Les archives de Claude Guéant, quand il était secrétaire général de l'Elysée entre 2007 et 2011 sous Nicolas Sarkozy, ont mystérieusement disparu. Le chef de file des sénateurs écologistes veut une commission d'enquête parlementaire.

C'est l'actuel secrétaire général
Pierre-René Lemas qui le révèle dans une lettre datée de mai 2013, un courrier
adressé au magistrat du pôle financier Roger Le Loire, qui enquête sur une
affaire concernant l'ancien bras droit de Claude Guéant : François Pérol.

Cette
disparition provoque déjà des réactions : c'est un "scandale d'Etat"
pour le chef de file des sénateurs verts, Jean-Vincent Placé, du jamais vu.

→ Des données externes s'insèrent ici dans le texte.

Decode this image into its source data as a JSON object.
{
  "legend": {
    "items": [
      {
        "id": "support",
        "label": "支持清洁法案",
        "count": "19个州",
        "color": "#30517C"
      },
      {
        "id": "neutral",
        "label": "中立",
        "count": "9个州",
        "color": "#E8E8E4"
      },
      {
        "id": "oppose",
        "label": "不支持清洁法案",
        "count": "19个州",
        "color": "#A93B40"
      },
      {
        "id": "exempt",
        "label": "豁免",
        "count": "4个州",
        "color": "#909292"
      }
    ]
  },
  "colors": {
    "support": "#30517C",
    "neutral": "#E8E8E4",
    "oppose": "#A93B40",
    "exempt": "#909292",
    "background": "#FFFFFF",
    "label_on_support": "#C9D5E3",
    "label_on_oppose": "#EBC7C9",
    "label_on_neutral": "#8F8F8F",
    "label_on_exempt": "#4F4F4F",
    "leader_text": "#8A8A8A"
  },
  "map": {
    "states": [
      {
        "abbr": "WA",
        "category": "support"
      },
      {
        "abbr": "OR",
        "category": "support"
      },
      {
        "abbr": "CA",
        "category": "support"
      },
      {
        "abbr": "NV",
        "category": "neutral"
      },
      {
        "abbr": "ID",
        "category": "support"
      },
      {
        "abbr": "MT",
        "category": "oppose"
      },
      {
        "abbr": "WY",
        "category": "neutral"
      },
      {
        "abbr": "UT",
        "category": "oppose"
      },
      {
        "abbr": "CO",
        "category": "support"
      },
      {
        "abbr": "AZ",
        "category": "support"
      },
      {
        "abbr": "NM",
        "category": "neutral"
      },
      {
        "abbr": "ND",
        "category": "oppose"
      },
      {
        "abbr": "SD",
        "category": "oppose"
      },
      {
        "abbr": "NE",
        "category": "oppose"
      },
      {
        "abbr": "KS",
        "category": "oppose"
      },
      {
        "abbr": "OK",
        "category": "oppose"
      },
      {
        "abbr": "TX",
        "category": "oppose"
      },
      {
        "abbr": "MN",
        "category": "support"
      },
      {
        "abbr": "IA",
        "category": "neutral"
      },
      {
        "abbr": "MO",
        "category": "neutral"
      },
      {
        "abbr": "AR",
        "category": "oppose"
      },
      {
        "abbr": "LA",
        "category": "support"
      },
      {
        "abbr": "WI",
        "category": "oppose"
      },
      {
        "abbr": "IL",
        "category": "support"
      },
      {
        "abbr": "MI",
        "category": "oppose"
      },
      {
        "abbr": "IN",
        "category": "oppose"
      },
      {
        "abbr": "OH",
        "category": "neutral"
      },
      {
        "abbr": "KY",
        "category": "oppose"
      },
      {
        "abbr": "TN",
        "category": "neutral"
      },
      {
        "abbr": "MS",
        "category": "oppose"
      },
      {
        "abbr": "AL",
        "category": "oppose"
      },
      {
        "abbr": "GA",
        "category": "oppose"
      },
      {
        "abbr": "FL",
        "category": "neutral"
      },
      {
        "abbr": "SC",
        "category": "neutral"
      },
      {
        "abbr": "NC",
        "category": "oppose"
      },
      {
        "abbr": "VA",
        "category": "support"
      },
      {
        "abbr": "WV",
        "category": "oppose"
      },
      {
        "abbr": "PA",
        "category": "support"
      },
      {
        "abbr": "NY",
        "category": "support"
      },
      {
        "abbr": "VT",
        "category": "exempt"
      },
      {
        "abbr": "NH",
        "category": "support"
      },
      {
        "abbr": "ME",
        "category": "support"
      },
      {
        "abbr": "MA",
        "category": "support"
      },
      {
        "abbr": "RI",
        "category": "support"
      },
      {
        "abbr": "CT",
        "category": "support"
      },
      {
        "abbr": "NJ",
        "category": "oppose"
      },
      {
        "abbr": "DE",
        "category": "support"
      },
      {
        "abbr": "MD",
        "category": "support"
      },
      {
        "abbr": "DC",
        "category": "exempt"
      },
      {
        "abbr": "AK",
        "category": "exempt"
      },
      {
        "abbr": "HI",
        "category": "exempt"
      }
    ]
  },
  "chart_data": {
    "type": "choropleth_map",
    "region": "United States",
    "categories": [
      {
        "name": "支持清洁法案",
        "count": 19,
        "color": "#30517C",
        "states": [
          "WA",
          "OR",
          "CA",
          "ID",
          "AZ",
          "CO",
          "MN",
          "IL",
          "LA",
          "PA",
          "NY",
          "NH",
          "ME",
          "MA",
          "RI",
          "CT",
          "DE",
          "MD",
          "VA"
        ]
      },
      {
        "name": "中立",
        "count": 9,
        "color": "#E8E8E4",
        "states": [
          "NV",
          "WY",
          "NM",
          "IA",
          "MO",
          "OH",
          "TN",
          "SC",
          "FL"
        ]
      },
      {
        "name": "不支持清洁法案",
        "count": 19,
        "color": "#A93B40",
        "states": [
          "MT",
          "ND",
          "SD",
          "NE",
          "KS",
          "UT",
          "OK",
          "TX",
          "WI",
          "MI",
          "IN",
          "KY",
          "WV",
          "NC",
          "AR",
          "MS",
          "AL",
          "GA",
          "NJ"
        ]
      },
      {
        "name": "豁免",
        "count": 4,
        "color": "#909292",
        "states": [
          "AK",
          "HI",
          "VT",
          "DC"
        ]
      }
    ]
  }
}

Les
archives des ministres et de leurs conseillers doivent obligatoirement être
versées au fonds des archives publiques.

  Jean-Vincent Placé a frappé fort et vite,
le chef de file des sénateurs écologistes veut une commission d'enquête
parlementaire et le patron des sénateurs socialistes le soutient. François
Rebsamen compte aussi sur la justice pour mettre tout cela au clair.

Car tous
les courriers, toutes les notes de travail de Claude Guéant se sont envolés.
Ce sont quatre ans de l'histoire de l'Elysée qui ont disparu. Entre 2007 et
2011,  il était le secrétaire général de
Nicolas Sarkozy, tous les dossiers sensibles passaient par lui, y compris celui
qui intéresse le magistrat du pôle financier qui réclame ces archives pour
établir le rôle de François Pérol dans la fusion des caisses d'épargne et des
banques populaires. Le bras droit de Claude Guéant est ensuite devenu le patron
du groupe.

Cette disparition d'archives est une première depuis que Valéry
Giscard d'Estaing l'a mis en place en 1979, le système de conservation impose à
chaque président sortant de livrer tous ses documents papiers et numériques aux
archivistes. Avant, les conseillers partaient avec leurs cartons sous le bras. Claude
Guéant affirme qu'il n'a rien emporté. Celui qui est responsable risque de la
prison, une amende et même la privation de ses droits civiques.